Health & Fitness

Mindfulness for Weight Loss in the Overweight Patient

Kristen Sparrow • January 12, 2014

longevity22-200x200I attended this research conference on Friday (summary of presenters and study follow).  They divided a large sample size of overweight patients into two groups.  One group received diet and exercise instruction and group discussion and simple stress reduction techniques.  The other group received mindfulness training, and a specialized program of mindful eating.  Both groups lost weight and improved their metabolic profiles and the mindfulness patience did somewhat better on most metrics, but the differences were not statistically significant.  An interesting aspect of the study was that the efficacy of the mindfulness training on weight loss seemed to be affected by which teacher was teaching.  Though this makes sense, it points out the difficulty of trying to do scientific studies on these sorts of interventions that have so many variables.
Osher Center Research Lecture

Friday, January 10, 12:00 noon – 1:00 pm
Metabolic, Stress, and Immunologic Effects of Meditation:
A Randomized Controlled Trial of a Mindfulness-Based Weight Loss Intervention in Obese Adults

Presenters:
Jennifer Daubenmier, PhD and
Rick Hecht, MD

 

Osher Center for Integrative Medicine
1545 Divisadero Street, 5th Floor, Room 523
San Francisco
(Map and directions)

 
About Jennifer Daubenmier, PhD
Dr. Daubenmier’s program of research examines the effects of meditation and yoga training on psychoneuroendocrine stress arousal, eating behavior, and chronic disease processes related to obesity. Given new research linking stress arousal to cellular aging, she has extended her line of research to assess the impact of meditation and lifestyle changes on cellular aging processes and to explore their relation to obesity.
Dr. Daubenmier was trained as a researcher in Social Psychology at the University of California, Berkeley. She was a postdoctoral fellow with UCSF Clinical Professor of Medicine, Dean Ornish, MD, at the Preventive Medicine Research Institute, conducting and evaluating clinical trials on the effects of multi-component lifestyle interventions involving diet, exercise, and mind-body practices on weight loss, quality of life, and markers of disease in patients with heart disease and prostate cancer. Dr. Daubenmier was nominated for the 2012-2013 UCSF Pathways to Discovery Mentor Award.
About Rick Hecht, MD
Rick Hecht is Research Director of the Osher Center, and Professor of Medicine at UCSF. He received his MD from SUNY Health Science Center at Brooklyn, and completed Internal Medicine residency at Montefiore Medical Center/Albert Einstein College of Medicine Residency Program in Social Medicine.

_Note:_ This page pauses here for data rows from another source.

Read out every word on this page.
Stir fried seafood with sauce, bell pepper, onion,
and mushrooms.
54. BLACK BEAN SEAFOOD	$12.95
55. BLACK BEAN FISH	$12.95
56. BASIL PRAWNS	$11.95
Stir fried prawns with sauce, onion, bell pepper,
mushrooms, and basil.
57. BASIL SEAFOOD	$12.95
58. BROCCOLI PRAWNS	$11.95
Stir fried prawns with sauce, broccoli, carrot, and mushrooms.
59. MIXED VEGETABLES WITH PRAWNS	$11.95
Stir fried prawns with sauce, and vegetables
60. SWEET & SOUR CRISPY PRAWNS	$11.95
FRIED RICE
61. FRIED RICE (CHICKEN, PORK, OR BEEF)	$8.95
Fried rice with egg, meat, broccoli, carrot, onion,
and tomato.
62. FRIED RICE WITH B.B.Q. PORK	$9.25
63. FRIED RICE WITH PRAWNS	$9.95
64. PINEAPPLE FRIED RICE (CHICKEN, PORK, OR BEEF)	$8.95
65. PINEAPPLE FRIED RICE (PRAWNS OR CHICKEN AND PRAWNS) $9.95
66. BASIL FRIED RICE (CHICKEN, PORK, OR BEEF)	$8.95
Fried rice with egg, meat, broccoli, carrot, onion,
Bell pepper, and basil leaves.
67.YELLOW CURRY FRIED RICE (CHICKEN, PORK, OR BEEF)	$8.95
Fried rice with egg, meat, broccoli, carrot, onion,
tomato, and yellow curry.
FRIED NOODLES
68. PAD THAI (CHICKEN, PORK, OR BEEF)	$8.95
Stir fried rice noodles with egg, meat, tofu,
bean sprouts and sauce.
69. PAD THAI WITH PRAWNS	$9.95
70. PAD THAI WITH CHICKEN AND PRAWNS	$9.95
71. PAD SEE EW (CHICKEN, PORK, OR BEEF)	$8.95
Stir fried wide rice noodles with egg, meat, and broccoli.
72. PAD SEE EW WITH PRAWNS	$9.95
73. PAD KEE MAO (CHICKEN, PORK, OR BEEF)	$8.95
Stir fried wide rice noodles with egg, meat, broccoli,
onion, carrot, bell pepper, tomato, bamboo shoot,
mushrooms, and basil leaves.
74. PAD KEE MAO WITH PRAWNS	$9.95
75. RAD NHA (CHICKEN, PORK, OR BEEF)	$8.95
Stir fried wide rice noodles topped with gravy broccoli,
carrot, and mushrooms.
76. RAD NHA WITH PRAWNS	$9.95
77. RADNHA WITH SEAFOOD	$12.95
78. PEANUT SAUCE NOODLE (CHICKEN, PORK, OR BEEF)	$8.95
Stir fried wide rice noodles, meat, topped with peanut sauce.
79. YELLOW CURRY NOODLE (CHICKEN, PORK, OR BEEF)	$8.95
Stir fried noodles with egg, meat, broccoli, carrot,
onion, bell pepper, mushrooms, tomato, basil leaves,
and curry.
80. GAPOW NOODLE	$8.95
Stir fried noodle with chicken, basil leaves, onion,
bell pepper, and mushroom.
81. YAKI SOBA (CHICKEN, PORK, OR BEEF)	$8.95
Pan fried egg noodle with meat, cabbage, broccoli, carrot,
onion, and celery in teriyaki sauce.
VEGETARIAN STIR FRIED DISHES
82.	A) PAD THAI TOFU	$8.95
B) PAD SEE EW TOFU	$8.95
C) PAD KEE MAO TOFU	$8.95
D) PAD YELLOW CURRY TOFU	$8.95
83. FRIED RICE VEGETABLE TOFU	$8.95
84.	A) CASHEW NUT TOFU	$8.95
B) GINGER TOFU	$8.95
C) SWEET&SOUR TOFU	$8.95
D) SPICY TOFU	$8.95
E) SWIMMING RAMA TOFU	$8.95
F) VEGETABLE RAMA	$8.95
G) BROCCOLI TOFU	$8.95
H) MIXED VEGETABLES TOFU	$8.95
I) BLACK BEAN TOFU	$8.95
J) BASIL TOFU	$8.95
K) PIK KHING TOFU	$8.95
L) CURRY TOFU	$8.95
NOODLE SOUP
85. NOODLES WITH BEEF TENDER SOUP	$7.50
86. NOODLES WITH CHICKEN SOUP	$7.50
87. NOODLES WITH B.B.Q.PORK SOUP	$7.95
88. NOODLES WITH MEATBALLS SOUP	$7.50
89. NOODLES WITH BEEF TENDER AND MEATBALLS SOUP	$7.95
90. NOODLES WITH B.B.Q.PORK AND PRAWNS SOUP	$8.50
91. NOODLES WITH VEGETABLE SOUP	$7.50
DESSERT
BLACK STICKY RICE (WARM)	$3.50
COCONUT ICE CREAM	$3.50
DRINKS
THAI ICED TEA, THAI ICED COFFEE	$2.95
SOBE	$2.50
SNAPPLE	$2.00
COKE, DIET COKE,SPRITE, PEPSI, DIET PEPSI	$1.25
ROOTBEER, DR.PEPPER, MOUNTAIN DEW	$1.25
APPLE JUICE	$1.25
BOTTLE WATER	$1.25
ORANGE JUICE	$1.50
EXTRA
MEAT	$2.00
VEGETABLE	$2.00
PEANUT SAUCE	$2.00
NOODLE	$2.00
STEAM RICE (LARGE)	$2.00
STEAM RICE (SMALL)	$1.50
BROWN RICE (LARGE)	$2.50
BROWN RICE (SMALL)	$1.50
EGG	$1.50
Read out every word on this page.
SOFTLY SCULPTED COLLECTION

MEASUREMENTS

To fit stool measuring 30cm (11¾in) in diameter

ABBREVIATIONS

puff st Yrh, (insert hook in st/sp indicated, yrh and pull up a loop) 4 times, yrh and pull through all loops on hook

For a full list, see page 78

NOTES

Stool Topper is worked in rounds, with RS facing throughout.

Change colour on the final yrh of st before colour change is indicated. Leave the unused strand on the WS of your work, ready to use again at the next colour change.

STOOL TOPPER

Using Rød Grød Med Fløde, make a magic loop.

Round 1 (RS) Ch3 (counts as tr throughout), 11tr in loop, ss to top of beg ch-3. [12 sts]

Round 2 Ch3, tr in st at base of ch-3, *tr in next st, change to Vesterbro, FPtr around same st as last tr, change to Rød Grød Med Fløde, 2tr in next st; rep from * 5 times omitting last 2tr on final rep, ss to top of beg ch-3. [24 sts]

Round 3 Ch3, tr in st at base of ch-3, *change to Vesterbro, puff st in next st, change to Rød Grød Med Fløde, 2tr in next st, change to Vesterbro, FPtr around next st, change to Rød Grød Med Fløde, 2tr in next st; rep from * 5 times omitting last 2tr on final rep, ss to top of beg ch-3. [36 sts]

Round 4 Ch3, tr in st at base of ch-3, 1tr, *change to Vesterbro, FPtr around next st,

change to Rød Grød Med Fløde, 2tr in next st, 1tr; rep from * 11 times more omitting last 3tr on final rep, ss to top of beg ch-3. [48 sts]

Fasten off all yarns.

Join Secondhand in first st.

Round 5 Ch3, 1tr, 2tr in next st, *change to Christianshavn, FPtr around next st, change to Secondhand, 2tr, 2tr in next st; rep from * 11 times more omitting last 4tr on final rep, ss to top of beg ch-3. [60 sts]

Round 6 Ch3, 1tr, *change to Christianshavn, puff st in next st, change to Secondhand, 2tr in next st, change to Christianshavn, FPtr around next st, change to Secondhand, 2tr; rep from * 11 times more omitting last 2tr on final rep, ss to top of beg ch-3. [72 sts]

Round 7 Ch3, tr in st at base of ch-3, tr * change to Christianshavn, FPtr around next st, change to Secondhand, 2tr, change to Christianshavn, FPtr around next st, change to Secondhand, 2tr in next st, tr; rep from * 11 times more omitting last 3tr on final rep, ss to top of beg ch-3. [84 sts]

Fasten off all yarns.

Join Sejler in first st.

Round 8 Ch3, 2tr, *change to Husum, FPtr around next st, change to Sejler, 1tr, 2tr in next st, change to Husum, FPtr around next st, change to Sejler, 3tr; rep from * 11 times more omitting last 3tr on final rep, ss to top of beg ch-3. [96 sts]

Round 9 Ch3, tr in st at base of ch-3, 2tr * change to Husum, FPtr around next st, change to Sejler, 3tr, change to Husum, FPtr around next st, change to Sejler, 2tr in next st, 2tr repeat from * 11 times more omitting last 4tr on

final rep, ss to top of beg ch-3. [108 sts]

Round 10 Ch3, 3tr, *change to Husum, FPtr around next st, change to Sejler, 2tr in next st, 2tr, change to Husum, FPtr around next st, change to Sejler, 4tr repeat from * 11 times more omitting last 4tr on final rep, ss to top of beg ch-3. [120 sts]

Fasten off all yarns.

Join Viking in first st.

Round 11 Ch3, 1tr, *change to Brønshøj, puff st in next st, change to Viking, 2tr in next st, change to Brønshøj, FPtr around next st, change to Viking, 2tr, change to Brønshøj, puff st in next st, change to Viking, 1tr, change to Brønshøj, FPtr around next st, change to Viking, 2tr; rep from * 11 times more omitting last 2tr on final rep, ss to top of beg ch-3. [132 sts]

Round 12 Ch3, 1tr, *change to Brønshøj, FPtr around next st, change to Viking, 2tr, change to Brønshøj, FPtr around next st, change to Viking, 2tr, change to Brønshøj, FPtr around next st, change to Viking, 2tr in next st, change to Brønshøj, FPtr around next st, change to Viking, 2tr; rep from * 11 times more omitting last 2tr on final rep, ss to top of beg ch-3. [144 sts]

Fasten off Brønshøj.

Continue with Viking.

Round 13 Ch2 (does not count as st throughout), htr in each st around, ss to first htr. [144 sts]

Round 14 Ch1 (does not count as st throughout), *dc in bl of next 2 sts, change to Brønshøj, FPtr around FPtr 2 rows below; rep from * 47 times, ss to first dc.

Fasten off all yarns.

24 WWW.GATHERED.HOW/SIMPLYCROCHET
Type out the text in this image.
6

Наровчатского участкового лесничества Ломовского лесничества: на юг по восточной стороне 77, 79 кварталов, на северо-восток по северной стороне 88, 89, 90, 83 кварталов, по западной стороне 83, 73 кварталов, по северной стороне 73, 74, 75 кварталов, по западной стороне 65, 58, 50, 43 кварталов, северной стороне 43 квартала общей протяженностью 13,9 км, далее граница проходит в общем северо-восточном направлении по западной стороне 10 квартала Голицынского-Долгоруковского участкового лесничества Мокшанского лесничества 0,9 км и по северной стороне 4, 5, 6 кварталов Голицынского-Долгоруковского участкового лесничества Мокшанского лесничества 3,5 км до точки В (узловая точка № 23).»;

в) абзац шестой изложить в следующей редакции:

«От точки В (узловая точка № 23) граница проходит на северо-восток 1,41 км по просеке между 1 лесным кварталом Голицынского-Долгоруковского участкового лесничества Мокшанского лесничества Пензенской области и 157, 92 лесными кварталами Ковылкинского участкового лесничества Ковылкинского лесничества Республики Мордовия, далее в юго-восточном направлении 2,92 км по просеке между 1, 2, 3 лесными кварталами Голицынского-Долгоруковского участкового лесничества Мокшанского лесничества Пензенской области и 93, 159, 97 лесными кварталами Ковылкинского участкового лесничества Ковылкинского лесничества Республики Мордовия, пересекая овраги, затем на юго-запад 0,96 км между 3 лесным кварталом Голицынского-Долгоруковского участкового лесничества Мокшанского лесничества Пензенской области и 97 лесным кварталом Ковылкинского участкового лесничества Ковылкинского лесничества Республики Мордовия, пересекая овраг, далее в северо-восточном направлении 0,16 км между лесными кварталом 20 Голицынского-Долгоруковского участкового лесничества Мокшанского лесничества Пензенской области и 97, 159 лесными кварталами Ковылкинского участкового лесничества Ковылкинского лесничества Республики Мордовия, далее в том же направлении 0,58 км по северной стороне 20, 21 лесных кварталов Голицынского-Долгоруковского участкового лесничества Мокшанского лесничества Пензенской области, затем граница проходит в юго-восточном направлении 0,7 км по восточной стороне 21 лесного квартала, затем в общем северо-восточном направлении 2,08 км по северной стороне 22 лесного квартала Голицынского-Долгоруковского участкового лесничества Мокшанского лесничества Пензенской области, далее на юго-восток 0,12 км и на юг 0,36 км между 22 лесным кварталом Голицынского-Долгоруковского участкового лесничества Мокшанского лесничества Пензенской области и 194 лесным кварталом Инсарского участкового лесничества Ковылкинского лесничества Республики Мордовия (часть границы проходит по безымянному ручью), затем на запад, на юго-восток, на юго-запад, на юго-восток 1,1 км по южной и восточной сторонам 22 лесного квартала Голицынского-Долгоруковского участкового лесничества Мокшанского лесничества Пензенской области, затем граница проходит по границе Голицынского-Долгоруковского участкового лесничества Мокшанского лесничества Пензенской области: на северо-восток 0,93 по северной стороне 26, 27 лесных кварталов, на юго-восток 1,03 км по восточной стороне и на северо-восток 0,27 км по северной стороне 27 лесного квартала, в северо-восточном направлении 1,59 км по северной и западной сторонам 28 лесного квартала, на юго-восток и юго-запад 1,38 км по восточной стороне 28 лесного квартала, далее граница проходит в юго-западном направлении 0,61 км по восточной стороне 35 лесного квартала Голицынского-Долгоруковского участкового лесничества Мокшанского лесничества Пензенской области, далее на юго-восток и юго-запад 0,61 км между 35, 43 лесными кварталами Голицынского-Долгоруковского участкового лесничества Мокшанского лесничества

He received training in clinical research methods during a fellowship in Clinical Epidemiology at UCSF.
Following fellowship, Dr. Hecht developed a multidisciplinary research program investigating early (primary) HIV infection. This work has built one of the largest and most productive cohort studies of early HIV infection in the world, the Options Project, with funding from the National Institutes of Health (NIH) and Centers for Disease Control (CDC). This research has investigated the clinical, epidemiological, immunologic, virologic, and behavioral aspects of primary (initial) HIV infection. He has served as co-director of the UCSF Center for AIDS Research Behavioral and Epidemiology core, a board member of the HIV Medicine Association, and an Associate Editor of AIDS Clinical Care.
At the UCSF Osher Center, Dr. Hecht has built a research program that focuses on mind-body interventions, particularly meditation and yoga, using a psychoneuroimmunology approach to studying the effects of these practices on the endocrine, metabolic, and immune systems.  He has served as co-Principal Investigator of the UCSF Osher Center’s study of the effects of meditation in early HIV infection, a Center for Excellence in Research on Complementary and Alternative Medicine (CERC) grant from the National Center for Complementary and Alternative Medicine (NCCAM) of the NIH. He is Principal Investigator of the Osher Center’s second CERC grant, “The Metabolic and Immunologic Effects of Meditation.” He is chair of the Program Committee of the International Research Congress on Integrative Medicine and Health in 2014, a position that he also held in 2012.
Dr. Hecht has practiced yoga and meditation for more than 30 years, which helped form his interest in rigorous research on the biological effects of these practices. He is also an avid distance runner and cyclist.